As an experienced journalist at the centre of what he described himself as a media "firestorm", Richard Keys should have known that the more he said yesterday, the deeper the hole would become but, consumed by the desire to speak his mind, he forgot that most basic of rules.
Famous as he is for never using a script when he has presented Sky Sports' coverage of the biggest matches over the last 20 years, this was the one occasion when Keys would have done himself a favour by sticking to a few lines proscribed by his lawyer. By the end of more than an hour in the talkSport radio studio, he had not so much given legs to the story of his sexism scandal, as jabbed it in the side and shooed it out of the field.
He came to apologise for his original comments, secretly recorded before Sunday's game between Wolves and Liverpool, about the female referee's assistant Sian Massey. And he did so repeatedly and without reservation. It was the bits between the apologies that caused all the trouble.
In seeking to explain his position he hinted at a secret conspiracy – "the dark forces" – that had prevented him from apologising earlier in the week. He claimed that sexism was rife in the Manchester United dressing room. He apologised to Karren Brady, West Ham's vice-chairman, then claimed she had used his disparaging remark about her to camouflage the club's current problems.
In the lingua franca of an industry obsessed with public image, Keys had "gone rogue". He even compared his own trial by leaked footage to the phone-hacking scandal that is consuming Sky Sports' parent company News Corp. One can only imagine how Rupert Murdoch's executives felt about that.
"We do live in a democracy, there are two sides to this," Keys pleaded. "Please, we've heard one a lot, let's hear the other one a little bit."
It was, in the modern parlance, car-crash radio. This was Keys' Alan Partridge moment. Or rather it was comparable to the moment when Alan goes on air to apologise to Norfolk's farmers only to abandon the apology midway with disastrous consequences.

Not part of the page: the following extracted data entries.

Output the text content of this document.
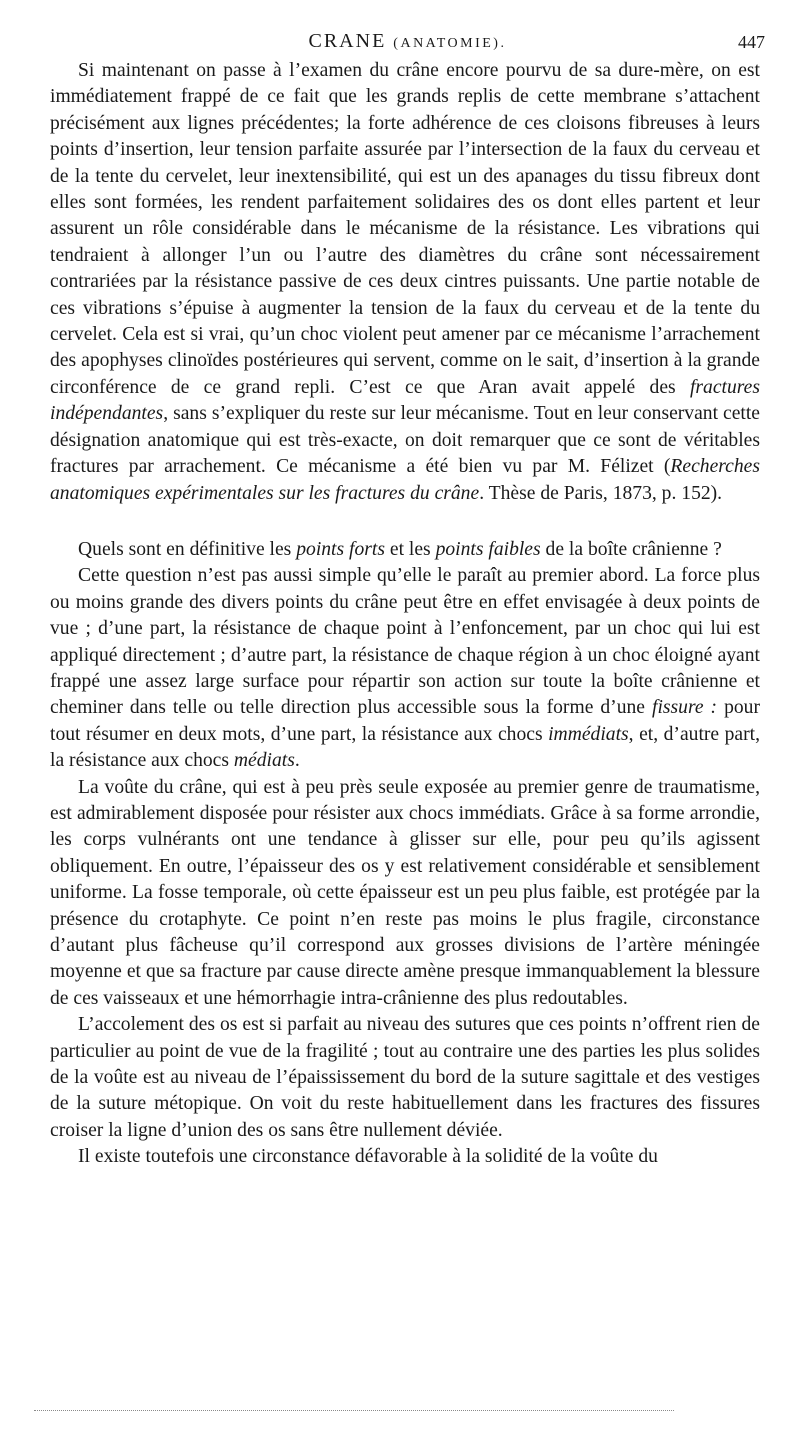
CRANE (ANATOMIE).	447

Si maintenant on passe à l’examen du crâne encore pourvu de sa dure-mère, on est immédiatement frappé de ce fait que les grands replis de cette membrane s’attachent précisément aux lignes précédentes; la forte adhérence de ces cloisons fibreuses à leurs points d’insertion, leur tension parfaite assurée par l’intersection de la faux du cerveau et de la tente du cervelet, leur inextensibilité, qui est un des apanages du tissu fibreux dont elles sont formées, les rendent parfaitement solidaires des os dont elles partent et leur assurent un rôle considérable dans le mécanisme de la résistance. Les vibrations qui tendraient à allonger l’un ou l’autre des diamètres du crâne sont nécessairement contrariées par la résistance passive de ces deux cintres puissants. Une partie notable de ces vibrations s’épuise à augmenter la tension de la faux du cerveau et de la tente du cervelet. Cela est si vrai, qu’un choc violent peut amener par ce mécanisme l’arrachement des apophyses clinoïdes postérieures qui servent, comme on le sait, d’insertion à la grande circonférence de ce grand repli. C’est ce que Aran avait appelé des fractures indépendantes, sans s’expliquer du reste sur leur mécanisme. Tout en leur conservant cette désignation anatomique qui est très-exacte, on doit remarquer que ce sont de véritables fractures par arrachement. Ce mécanisme a été bien vu par M. Félizet (Recherches anatomiques expérimentales sur les fractures du crâne. Thèse de Paris, 1873, p. 152).

Quels sont en définitive les points forts et les points faibles de la boîte crânienne ?

Cette question n’est pas aussi simple qu’elle le paraît au premier abord. La force plus ou moins grande des divers points du crâne peut être en effet envisagée à deux points de vue ; d’une part, la résistance de chaque point à l’enfoncement, par un choc qui lui est appliqué directement ; d’autre part, la résistance de chaque région à un choc éloigné ayant frappé une assez large surface pour répartir son action sur toute la boîte crânienne et cheminer dans telle ou telle direction plus accessible sous la forme d’une fissure : pour tout résumer en deux mots, d’une part, la résistance aux chocs immédiats, et, d’autre part, la résistance aux chocs médiats.

La voûte du crâne, qui est à peu près seule exposée au premier genre de traumatisme, est admirablement disposée pour résister aux chocs immédiats. Grâce à sa forme arrondie, les corps vulnérants ont une tendance à glisser sur elle, pour peu qu’ils agissent obliquement. En outre, l’épaisseur des os y est relativement considérable et sensiblement uniforme. La fosse temporale, où cette épaisseur est un peu plus faible, est protégée par la présence du crotaphyte. Ce point n’en reste pas moins le plus fragile, circonstance d’autant plus fâcheuse qu’il correspond aux grosses divisions de l’artère méningée moyenne et que sa fracture par cause directe amène presque immanquablement la blessure de ces vaisseaux et une hémorrhagie intra-crânienne des plus redoutables.

L’accolement des os est si parfait au niveau des sutures que ces points n’offrent rien de particulier au point de vue de la fragilité ; tout au contraire une des parties les plus solides de la voûte est au niveau de l’épaississement du bord de la suture sagittale et des vestiges de la suture métopique. On voit du reste habituellement dans les fractures des fissures croiser la ligne d’union des os sans être nullement déviée.

Il existe toutefois une circonstance défavorable à la solidité de la voûte du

At one point in the interview, Keys was interrupted by one of the presenters who read out a statement released via Andy Gray's lawyers expressing, briefly and succinctly, his own regret. "Well, it's kind of saying what I have," responded Keys. But Keys said so much more.
The contradictions were hard to ignore. On the subject of his beloved "banter", as he described it, Keys said: "There is a wider conversation here about is it sexist? Is it lads' mag banter? Is there a place for it? That is not for me to judge and this is not the time for that conversation." The answers he was surely looking for were: yes, yes and no.
Even then he must have known then he was on his way out. There was a screw-you-moment to those at Sky who stitched him up – "Whatever happens next they will never take those 20 years off us" – and a reminder to others that they had drunk at the "well" of success dug by him and Gray.
Keys has always been the most cautious of presenters, never becoming embroiled in any public rows beyond the odd unguarded comment recorded on a microphone. His personality has never been a feature of his presenting. Not until now when, finally let off the leash, he has let rip on 20 years' worth of conspiracy theories and animosities.
Keys has had a ringside seat over the years, watching various figures in English football hang themselves with their words, none more famous than Kevin Keegan's rant in 1996 about Sir Alex Ferguson broadcast live on Sky Sports. But it did not stop him repeating the same mistakes.